There’s also a bit of boilerplate around to abide to the go calling convention and to put the function parameters in the correct registers %rax
and %rbx
Now the benchmark should give a better result for the cost of a function call:
❯ go test . -bench=BenchmarkAddPureGo
goos: linux
goarch: amd64
pkg: cgo-bench
cpu: 11th Gen Intel(R) Core(TM) i7-1185G7 @ 3.00GHz
BenchmarkAddPureGo-8 1000000000 0.9436 ns/op
PASS
ok cgo-bench 1.052s
The CGO version
Let’s write a CGO version of our add
function, that actually calls and add
function defined in C:
It’s possible to write C code in a go file directly by writing in in the comments above the import "C"
statement.
package cgo_bench
/*
#include <stdint.h>
uint64_t add(uint64_t a, uint64_t b) {
return a + b;
}
*/
import "C"
func addcgo(x, y uint64) uint64 {
x_c := C.uint64_t(x)
y_c := C.uint64_t(y)
sum, err := C.add(x_c, y_c)
if err != nil {
panic("faild to call C add implementation ")
}
return uint64(sum)
}
Note that this code needs to be in a different file as we can’t import "C"
from test files due to
a limitation of the go toolchain
Here is the associated benchmark
func BenchmarkAddCGo(b *testing.B) {
x := uint64(0x12345678)
y := uint64(0xABCDEF00)
for i := 0; i < b.N; i++ {
y = addcgo(x, y)
}
result = y
}
And the result:
❯ go test . -bench=BenchmarkAddCGo
goos: linux
goarch: amd64
pkg: cgo-bench
cpu: 11th Gen Intel(R) Core(TM) i7-1185G7 @ 3.00GHz
BenchmarkAddCGo-8 29442754 40.70 ns/op
PASS
ok cgo-bench 1.205s
Using the cgo version is indeed slower: it takes around 40 nanoseconds for to process each call to addcgo
Conclusion
Utilizing the Go FFI to call a C function incurs an overhead of approximately 40 nanoseconds. For exceptionally simple functions that execute within a few nanoseconds, this overhead can significantly impede performance. Nevertheless, in most practical scenarios, this additional load is likely to be trivial. For instance, if the C function requires 1 µs to execute, the addition of 40 ns due to CGO represents a mere 4% overhead. When the C function execution time extends to 1ms, the CGO overhead diminishes to only 0.004%.
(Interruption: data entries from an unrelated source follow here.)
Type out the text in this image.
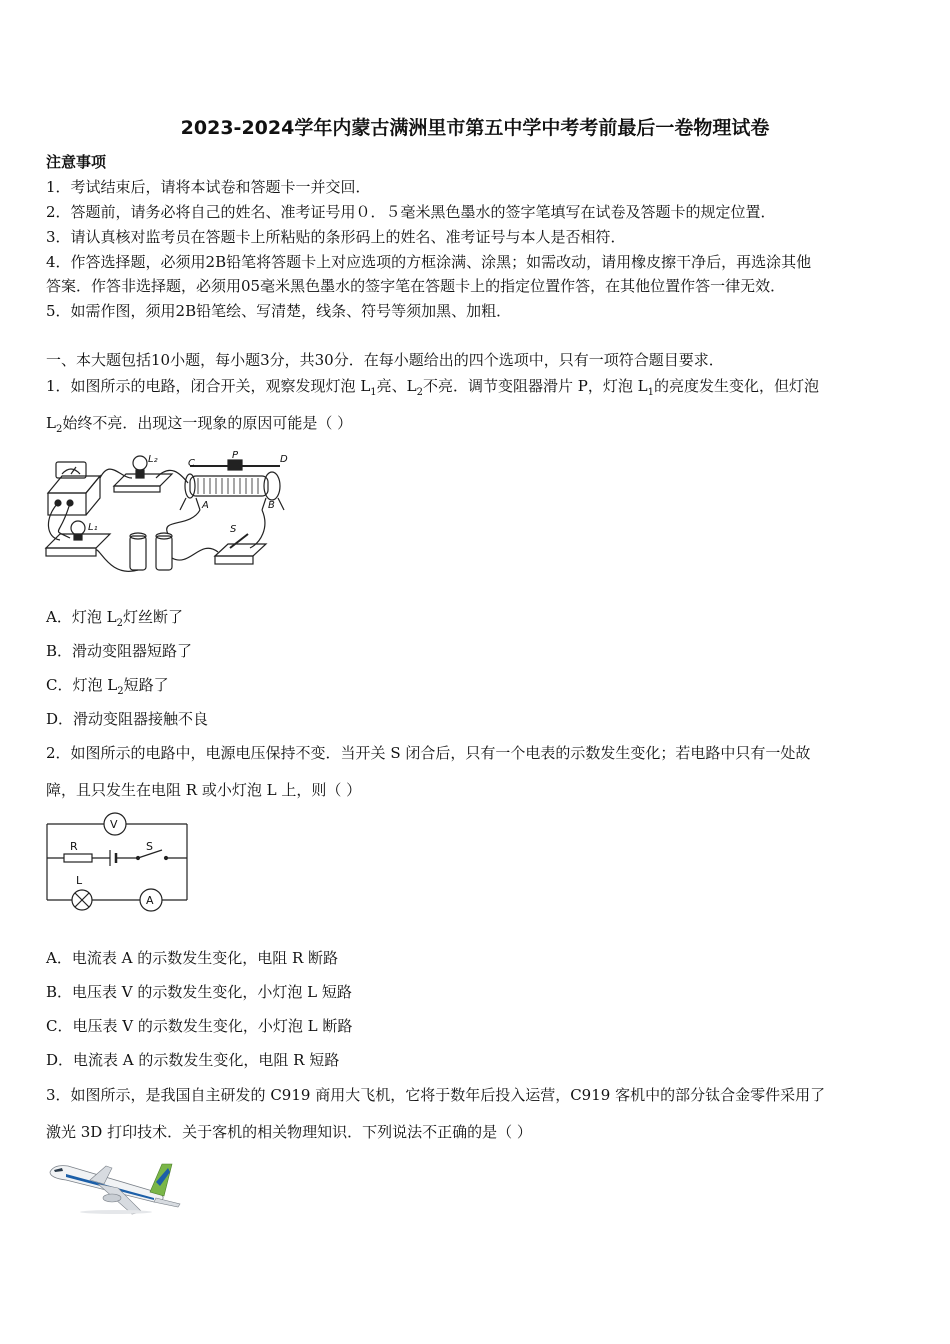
2023-2024学年内蒙古满洲里市第五中学中考考前最后一卷物理试卷
注意事项
1．考试结束后，请将本试卷和答题卡一并交回．
2．答题前，请务必将自己的姓名、准考证号用０．５毫米黑色墨水的签字笔填写在试卷及答题卡的规定位置．
3．请认真核对监考员在答题卡上所粘贴的条形码上的姓名、准考证号与本人是否相符．
4．作答选择题，必须用2B铅笔将答题卡上对应选项的方框涂满、涂黑；如需改动，请用橡皮擦干净后，再选涂其他
答案．作答非选择题，必须用05毫米黑色墨水的签字笔在答题卡上的指定位置作答，在其他位置作答一律无效．
5．如需作图，须用2B铅笔绘、写清楚，线条、符号等须加黑、加粗．
一、本大题包括10小题，每小题3分，共30分．在每小题给出的四个选项中，只有一项符合题目要求．
1．如图所示的电路，闭合开关，观察发现灯泡 $L_1$亮、$L_2$不亮．调节变阻器滑片 P，灯泡 $L_1$的亮度发生变化，但灯泡
$L_2$始终不亮．出现这一现象的原因可能是（ ）
L₁
L₂	C
P	D
A	B
S
A．灯泡 $L_2$灯丝断了
B．滑动变阻器短路了
C．灯泡 $L_2$短路了
D．滑动变阻器接触不良
2．如图所示的电路中，电源电压保持不变．当开关 S 闭合后，只有一个电表的示数发生变化；若电路中只有一处故
障，且只发生在电阻 R 或小灯泡 L 上，则（ ）
V
R	S
L
A
A．电流表 A 的示数发生变化，电阻 R 断路
B．电压表 V 的示数发生变化，小灯泡 L 短路
C．电压表 V 的示数发生变化，小灯泡 L 断路
D．电流表 A 的示数发生变化，电阻 R 短路
3．如图所示，是我国自主研发的 C919 商用大飞机，它将于数年后投入运营，C919 客机中的部分钛合金零件采用了
激光 3D 打印技术．关于客机的相关物理知识．下列说法不正确的是（ ）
CGO usage presents another drawback: it hampers the compiler’s ability to inline these C functions, potentially hindering some compiler optimizations. But again, if the C functions are substantial enough, this limitation should have minimal impact on performance.
Consequently, incorporating CGO into your next project is unlikely to create significant performance issues.
A final note: the benchmark only measures the overhead of calling CGO within a single thread. It appears that using CGO on large multicore servers may introduce small contention issues, as discussed in more detail here: https://shane.ai/posts/cgo-performance-in-go1.21/